Second, Western aid agencies aren’t reaching many of the starving. Some, incredibly, are pretending they are. Oxfam is one agency raising money for Somalia and claiming to be reaching hundreds of thousands when, as a spokesman admitted to TIME, it doesn’t actually distribute food and has no staff in the famine area. Less disingenuous agencies will admit the emergency operation is not going well. The UN says a mere 20% of the 2.8 million southern Somalis in need are being reached. The World Food Program, the big player in global famine relief, is reaching even less than that proportion among the 500,000 refugees in Mogadishu, largely because of security concerns. Nearly all Western aid workers stay on a sand-bagged, razor-wired base on the beach attached to Mogadishu airport that, sealed off from the city and patrolled by armed guards, is effectively hardly part of Somalia at all. Rarely do they venture out. WFP does send out 85,000 pre-cooked hot meals every day for distribution through local charities. But stopping mass starvation requires mass food delivery and no one has attempted that since the WFP’s one attempt at bulk ditribution in early August ended in a riot and seven deaths. Three weeks after the UN declared a famine, refugees I talked to in a camp just 200 meters from the airport had yet to be fed.

Third, southern Somalia is loosely controled by an al Qaeda-allied guerrilla group, al Shabab. The US listed al Shabab as an international terrorist group in 2008, a designation fully justified by its killing of 76 civilians in twin suicide bombings in Kampala, Uganda, in July 2010. Delivering food aid is a dirty business, rife with pilfering, and like governments and aid contractors, al Shabab used to steal a proportion of the food that was delivered to its areas, either to eat itself or sell in the market. But with al Shabab’s listing, US aid officials and any aid worker handling US food suddenly had a legal obligation to ensure none of benefitted al Shabab, even inadvertently. The way they dealt with that was to suspend most aid to southern Somalia by the end of 2009. Al Shabab then added its own block by banning WFP, which it accused of being a US puppet, from its territory in January 2010.

The result is that not only are there now very few assistance operations in southern Somalia, there is no pipeline in place through which to funnel large of amounts of food aid in the event of an emergency. Perhaps realizing it had unwittingly helped cause a famine, earlier this month the US tried to reassure aid workers that it would not prosecute them if they accidentally ended up aiding or abetting al Shabab. But an emergency food aid operation takes weeks to put together, while food takes yet more weeks to ship around the world, and so far little extra aid has yet arrived.
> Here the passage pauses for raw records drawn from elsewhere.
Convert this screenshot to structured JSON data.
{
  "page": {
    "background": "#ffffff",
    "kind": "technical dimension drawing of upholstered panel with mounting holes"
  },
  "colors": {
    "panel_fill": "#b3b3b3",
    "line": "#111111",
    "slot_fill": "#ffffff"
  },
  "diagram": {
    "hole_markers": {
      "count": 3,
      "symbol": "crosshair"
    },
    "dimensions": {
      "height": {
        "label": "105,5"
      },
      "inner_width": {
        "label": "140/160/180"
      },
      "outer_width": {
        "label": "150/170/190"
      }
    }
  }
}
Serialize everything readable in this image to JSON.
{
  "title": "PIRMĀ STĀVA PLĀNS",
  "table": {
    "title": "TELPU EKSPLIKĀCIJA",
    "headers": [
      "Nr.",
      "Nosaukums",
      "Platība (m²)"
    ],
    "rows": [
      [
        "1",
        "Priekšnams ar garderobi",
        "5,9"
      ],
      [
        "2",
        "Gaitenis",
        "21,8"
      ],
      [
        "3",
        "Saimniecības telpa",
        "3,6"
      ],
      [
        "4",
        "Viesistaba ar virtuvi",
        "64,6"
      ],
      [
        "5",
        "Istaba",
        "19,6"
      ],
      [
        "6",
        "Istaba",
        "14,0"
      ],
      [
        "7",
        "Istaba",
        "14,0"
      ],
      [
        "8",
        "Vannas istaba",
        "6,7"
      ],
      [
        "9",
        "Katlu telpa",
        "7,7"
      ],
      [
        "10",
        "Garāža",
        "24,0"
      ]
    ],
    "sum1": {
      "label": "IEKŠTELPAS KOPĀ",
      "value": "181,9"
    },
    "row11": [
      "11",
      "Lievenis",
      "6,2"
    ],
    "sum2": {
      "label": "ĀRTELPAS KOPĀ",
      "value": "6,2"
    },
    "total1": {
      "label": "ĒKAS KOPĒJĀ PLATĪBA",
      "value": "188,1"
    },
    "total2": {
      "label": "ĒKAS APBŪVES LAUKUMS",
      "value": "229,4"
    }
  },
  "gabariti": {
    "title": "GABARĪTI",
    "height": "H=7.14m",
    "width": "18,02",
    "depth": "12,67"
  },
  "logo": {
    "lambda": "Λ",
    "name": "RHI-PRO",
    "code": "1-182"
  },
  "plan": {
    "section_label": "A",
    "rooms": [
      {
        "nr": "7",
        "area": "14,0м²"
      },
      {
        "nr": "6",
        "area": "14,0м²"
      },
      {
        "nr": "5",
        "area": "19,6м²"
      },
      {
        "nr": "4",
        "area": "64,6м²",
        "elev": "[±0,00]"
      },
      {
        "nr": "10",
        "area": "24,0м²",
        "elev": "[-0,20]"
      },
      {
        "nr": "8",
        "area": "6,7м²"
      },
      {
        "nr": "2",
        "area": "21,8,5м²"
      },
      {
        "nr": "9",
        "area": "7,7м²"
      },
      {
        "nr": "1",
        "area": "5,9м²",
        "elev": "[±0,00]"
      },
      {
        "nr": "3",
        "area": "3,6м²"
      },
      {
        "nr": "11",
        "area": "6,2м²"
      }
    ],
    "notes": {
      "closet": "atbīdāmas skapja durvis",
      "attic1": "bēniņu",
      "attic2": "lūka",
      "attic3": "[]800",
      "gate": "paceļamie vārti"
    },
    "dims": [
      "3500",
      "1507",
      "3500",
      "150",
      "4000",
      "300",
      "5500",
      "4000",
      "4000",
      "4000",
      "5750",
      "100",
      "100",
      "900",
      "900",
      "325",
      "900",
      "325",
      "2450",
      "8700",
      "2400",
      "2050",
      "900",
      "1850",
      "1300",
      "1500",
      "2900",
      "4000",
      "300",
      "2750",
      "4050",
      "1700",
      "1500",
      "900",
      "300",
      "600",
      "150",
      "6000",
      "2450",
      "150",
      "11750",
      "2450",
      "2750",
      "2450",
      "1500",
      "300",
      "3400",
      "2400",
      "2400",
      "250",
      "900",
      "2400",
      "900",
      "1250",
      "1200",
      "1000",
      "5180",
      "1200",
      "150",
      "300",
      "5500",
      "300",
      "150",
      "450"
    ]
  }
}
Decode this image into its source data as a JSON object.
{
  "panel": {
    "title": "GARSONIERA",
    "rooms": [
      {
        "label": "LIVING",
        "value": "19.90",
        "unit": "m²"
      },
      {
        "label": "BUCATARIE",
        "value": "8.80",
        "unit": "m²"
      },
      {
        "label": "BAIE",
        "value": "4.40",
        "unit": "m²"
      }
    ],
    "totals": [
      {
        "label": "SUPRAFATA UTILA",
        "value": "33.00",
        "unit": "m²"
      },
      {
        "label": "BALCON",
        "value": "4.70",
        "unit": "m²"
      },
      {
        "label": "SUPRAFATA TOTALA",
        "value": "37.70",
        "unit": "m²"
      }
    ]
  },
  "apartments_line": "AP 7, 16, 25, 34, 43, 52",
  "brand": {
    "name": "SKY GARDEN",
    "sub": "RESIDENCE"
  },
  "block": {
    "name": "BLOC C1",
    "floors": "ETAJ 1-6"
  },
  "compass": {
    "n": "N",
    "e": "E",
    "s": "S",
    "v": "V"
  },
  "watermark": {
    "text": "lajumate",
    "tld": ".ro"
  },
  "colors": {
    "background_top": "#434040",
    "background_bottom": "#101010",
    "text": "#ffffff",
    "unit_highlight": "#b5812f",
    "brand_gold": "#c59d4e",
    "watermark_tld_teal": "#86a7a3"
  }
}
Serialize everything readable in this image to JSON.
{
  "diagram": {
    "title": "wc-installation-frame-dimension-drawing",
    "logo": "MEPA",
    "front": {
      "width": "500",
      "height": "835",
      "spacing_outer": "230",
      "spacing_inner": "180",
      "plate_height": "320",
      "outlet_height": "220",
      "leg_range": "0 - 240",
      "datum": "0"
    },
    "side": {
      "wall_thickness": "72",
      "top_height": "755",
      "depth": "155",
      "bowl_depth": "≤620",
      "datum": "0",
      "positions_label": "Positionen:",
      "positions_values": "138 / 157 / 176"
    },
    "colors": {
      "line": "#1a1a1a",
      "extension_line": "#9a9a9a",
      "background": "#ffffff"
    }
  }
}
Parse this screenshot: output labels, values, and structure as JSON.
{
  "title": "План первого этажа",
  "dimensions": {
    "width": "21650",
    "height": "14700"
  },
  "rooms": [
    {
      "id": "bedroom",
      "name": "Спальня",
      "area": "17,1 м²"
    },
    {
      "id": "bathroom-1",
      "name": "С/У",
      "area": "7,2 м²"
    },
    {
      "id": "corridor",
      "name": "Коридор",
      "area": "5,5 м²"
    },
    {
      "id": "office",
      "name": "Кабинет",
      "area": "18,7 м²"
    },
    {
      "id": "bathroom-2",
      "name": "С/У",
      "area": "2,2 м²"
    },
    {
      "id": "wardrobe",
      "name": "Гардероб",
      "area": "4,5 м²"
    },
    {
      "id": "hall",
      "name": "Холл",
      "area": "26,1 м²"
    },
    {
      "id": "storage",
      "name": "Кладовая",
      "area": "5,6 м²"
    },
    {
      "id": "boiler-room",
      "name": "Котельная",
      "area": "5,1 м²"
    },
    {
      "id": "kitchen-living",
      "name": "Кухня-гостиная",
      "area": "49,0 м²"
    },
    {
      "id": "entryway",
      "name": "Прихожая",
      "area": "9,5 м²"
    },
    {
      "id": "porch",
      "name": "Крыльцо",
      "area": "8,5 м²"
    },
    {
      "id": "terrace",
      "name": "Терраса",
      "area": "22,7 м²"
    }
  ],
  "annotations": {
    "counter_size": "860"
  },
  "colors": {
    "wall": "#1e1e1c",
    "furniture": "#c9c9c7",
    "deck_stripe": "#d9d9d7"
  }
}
Moreover, officials from the Transitional Federal Government (TFG) aren’t shy about saying that they consider the famine, which has substantially weakened al Shabab, a real strategic boost. Their plan: defeat al Shabab first, and only then allow aid.

Caught in the middle of these excruciating dynamics are millions of starving Somalis. There is barely a spare piece of land in Mogadishu today, so many refugees are crowding the city. Local businessmen are adopting a few hundred familes here and there; some Middle Eastern and Islamic charities are also reaching those they can. But with so little done so late, there seems almost nothing to prevent tens, if not hundreds of thousands of Somalis from dying in the next few weeks. As they do, remember: this was preventable. Drought came from nature and climate change. But death, mass starvation, camp epidemics of cholera, measles, diarrhoea and malaria? Somehow, unbelievably, that’s on us.